Bei der durch Tarifvertrag oder Betriebsvereinbarung gewillkürten Einheit handelt es sich lediglich um die nach § 3 Abs. 5 S. 1 BetrVG ausdrücklich auf das Betriebsverfassungsgesetz begrenzte Fiktion eines Betriebs. Diese betriebsverfassungsrechtliche Fiktion ist für das Kündigungsschutzgesetz ohne Bedeutung. Das gilt – so der Zweite Senat – auch für § 15 KSchG, weil durch die am kündigungsrechtlichen Betriebsbegriff orientierte Auslegung der Zweck von § 15 KSchG nicht beeinträchtigt wird.

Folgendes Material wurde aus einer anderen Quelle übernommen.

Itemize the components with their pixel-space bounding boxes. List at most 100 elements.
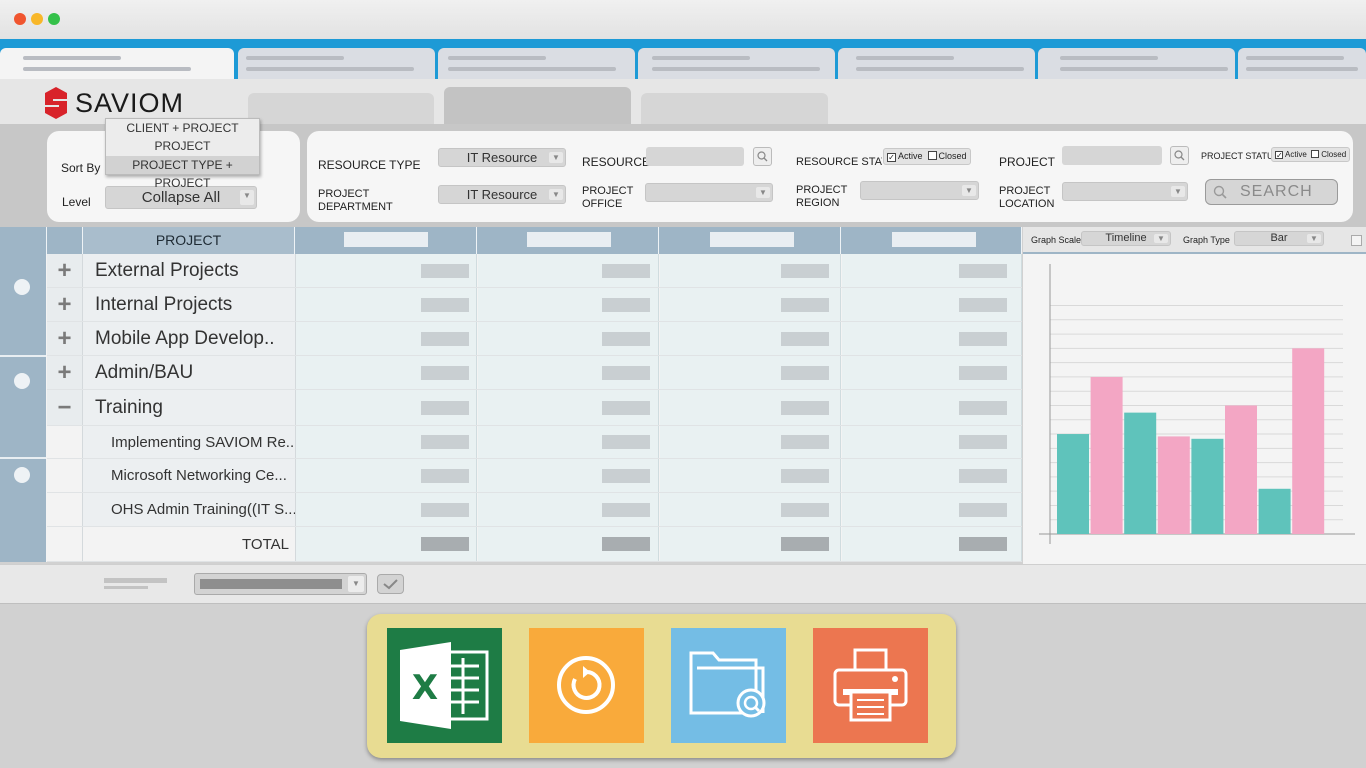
minimize-window-button[interactable] bbox=[31, 13, 43, 25]
project-office-select[interactable]: ▼ bbox=[645, 183, 773, 202]
data-cell bbox=[660, 356, 841, 389]
collapse-row-button[interactable]: − bbox=[47, 390, 83, 425]
refresh-button[interactable] bbox=[529, 628, 644, 743]
expand-row-button[interactable]: + bbox=[47, 288, 83, 321]
chart-option-checkbox[interactable] bbox=[1351, 235, 1362, 246]
close-window-button[interactable] bbox=[14, 13, 26, 25]
check-icon bbox=[383, 579, 398, 590]
expand-row-button[interactable]: + bbox=[47, 356, 83, 389]
browser-tab[interactable] bbox=[0, 48, 234, 79]
row-indicator[interactable] bbox=[14, 279, 30, 295]
header-cell bbox=[47, 227, 83, 254]
project-location-select[interactable]: ▼ bbox=[1062, 182, 1188, 201]
grid-group-row[interactable]: + Internal Projects bbox=[47, 288, 1022, 322]
row-name: Microsoft Networking Ce... bbox=[83, 459, 296, 492]
grid-child-row[interactable]: Microsoft Networking Ce... bbox=[47, 459, 1022, 493]
row-name: External Projects bbox=[83, 254, 296, 287]
app-tab-active[interactable] bbox=[444, 87, 631, 124]
open-folder-button[interactable] bbox=[671, 628, 786, 743]
print-button[interactable] bbox=[813, 628, 928, 743]
grid-group-row[interactable]: + Admin/BAU bbox=[47, 356, 1022, 390]
grid-group-row[interactable]: − Training bbox=[47, 390, 1022, 426]
row-name: Admin/BAU bbox=[83, 356, 296, 389]
row-spacer bbox=[47, 426, 83, 458]
resource-search-button[interactable] bbox=[753, 147, 772, 166]
data-cell bbox=[296, 426, 477, 458]
browser-tab[interactable] bbox=[838, 48, 1035, 79]
chart-toolbar: Graph Scale Timeline ▼ Graph Type Bar ▼ bbox=[1023, 227, 1366, 254]
header-cell[interactable] bbox=[660, 227, 841, 254]
resource-status-active-checkbox[interactable]: ✓ bbox=[887, 153, 896, 162]
chart-bar-teal[interactable] bbox=[1057, 434, 1089, 534]
grid-child-row[interactable]: Implementing SAVIOM Re... bbox=[47, 426, 1022, 459]
apply-button[interactable] bbox=[377, 574, 404, 594]
project-department-select[interactable]: IT Resource ▼ bbox=[438, 185, 566, 204]
project-column-header[interactable]: PROJECT bbox=[83, 227, 295, 254]
chart-bar-teal[interactable] bbox=[1124, 412, 1157, 534]
chart-bar-teal[interactable] bbox=[1191, 438, 1224, 534]
data-cell bbox=[296, 390, 477, 425]
maximize-window-button[interactable] bbox=[48, 13, 60, 25]
sort-option-highlighted[interactable]: PROJECT TYPE + PROJECT bbox=[106, 156, 259, 190]
search-button-label: SEARCH bbox=[1240, 183, 1313, 200]
header-cell[interactable] bbox=[296, 227, 477, 254]
export-excel-button[interactable]: X bbox=[387, 628, 502, 743]
refresh-icon bbox=[557, 656, 615, 714]
header-cell[interactable] bbox=[478, 227, 659, 254]
graph-type-label: Graph Type bbox=[1183, 235, 1230, 245]
resource-type-select[interactable]: IT Resource ▼ bbox=[438, 148, 566, 167]
footer-select[interactable]: ▼ bbox=[194, 573, 367, 595]
sort-by-dropdown[interactable]: CLIENT + PROJECT PROJECT PROJECT TYPE + … bbox=[105, 118, 260, 190]
row-spacer bbox=[47, 493, 83, 526]
chevron-down-icon: ▼ bbox=[1154, 234, 1168, 243]
project-status-active-checkbox[interactable]: ✓ bbox=[1275, 151, 1283, 160]
grid-child-row[interactable]: OHS Admin Training((IT S.... bbox=[47, 493, 1022, 527]
chart-bar-pink[interactable] bbox=[1225, 405, 1257, 534]
grid-total-row: TOTAL bbox=[47, 527, 1022, 562]
browser-tab[interactable] bbox=[1238, 48, 1366, 79]
data-cell bbox=[842, 356, 1022, 389]
grid-group-row[interactable]: + External Projects bbox=[47, 254, 1022, 288]
chart-bar-pink[interactable] bbox=[1292, 348, 1325, 534]
graph-scale-select[interactable]: Timeline ▼ bbox=[1081, 231, 1171, 246]
browser-tab[interactable] bbox=[238, 48, 435, 79]
data-cell bbox=[842, 254, 1022, 287]
row-name: Training bbox=[83, 390, 296, 425]
graph-type-select[interactable]: Bar ▼ bbox=[1234, 231, 1324, 246]
chart-bar-pink[interactable] bbox=[1090, 376, 1123, 534]
search-button[interactable]: SEARCH bbox=[1205, 179, 1338, 205]
data-cell bbox=[478, 459, 659, 492]
expand-row-button[interactable]: + bbox=[47, 322, 83, 355]
header-cell[interactable] bbox=[842, 227, 1022, 254]
data-cell bbox=[478, 254, 659, 287]
sort-by-label: Sort By bbox=[61, 161, 101, 175]
browser-tab[interactable] bbox=[1038, 48, 1235, 79]
sort-option[interactable]: PROJECT bbox=[106, 138, 259, 155]
grid-left-column bbox=[0, 254, 46, 562]
expand-row-button[interactable]: + bbox=[47, 254, 83, 287]
browser-tab[interactable] bbox=[638, 48, 835, 79]
project-status-closed-checkbox[interactable] bbox=[1311, 150, 1320, 158]
chart-bar-teal[interactable] bbox=[1258, 488, 1291, 534]
project-search-button[interactable] bbox=[1170, 146, 1189, 165]
project-input[interactable] bbox=[1062, 146, 1162, 165]
filters-panel: RESOURCE TYPE IT Resource ▼ PROJECT DEPAR… bbox=[307, 131, 1353, 222]
project-department-value: IT Resource bbox=[466, 187, 538, 202]
app-tab[interactable] bbox=[641, 93, 828, 124]
browser-tab[interactable] bbox=[438, 48, 635, 79]
row-indicator[interactable] bbox=[14, 373, 30, 389]
resource-status-label: RESOURCE STATUS bbox=[796, 156, 882, 168]
grid-header: PROJECT bbox=[0, 227, 1022, 254]
search-icon bbox=[1174, 150, 1185, 161]
chart-bar-pink[interactable] bbox=[1157, 436, 1190, 534]
header-cell bbox=[0, 227, 47, 254]
level-label: Level bbox=[62, 195, 91, 209]
sort-option[interactable]: CLIENT + PROJECT bbox=[106, 120, 259, 137]
project-region-select[interactable]: ▼ bbox=[860, 181, 979, 200]
grid-group-row[interactable]: + Mobile App Develop.. bbox=[47, 322, 1022, 356]
resource-status-closed-checkbox[interactable] bbox=[927, 151, 937, 160]
app-tab[interactable] bbox=[248, 93, 434, 124]
data-cell bbox=[478, 322, 659, 355]
row-indicator[interactable] bbox=[14, 467, 30, 483]
resource-input[interactable] bbox=[646, 147, 744, 166]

Der Zweck wird gewahrt, weil die Auslegung anhand des tatsächlichen Betriebs die Betriebsbezogenheit der Sozialauswahl erhält und dazu führt, dass eine den Beschäftigungsbetrieb übersteigende "Verdrängung" von Arbeitnehmern in den Ausnahmefällen des § 15 Abs. 4 und Abs. 5 KSchG nicht stattfindet. Dies gilt gleichermaßen, wenn mehrere Unternehmen einen Gemeinschaftsbetrieb i.S.d. § 1 Abs. 1 S. 2 BetrVG führen. Auch dann bilden ausschließlich Arbeitnehmer ein und desselben Betriebs eine "Risikogemeinschaft".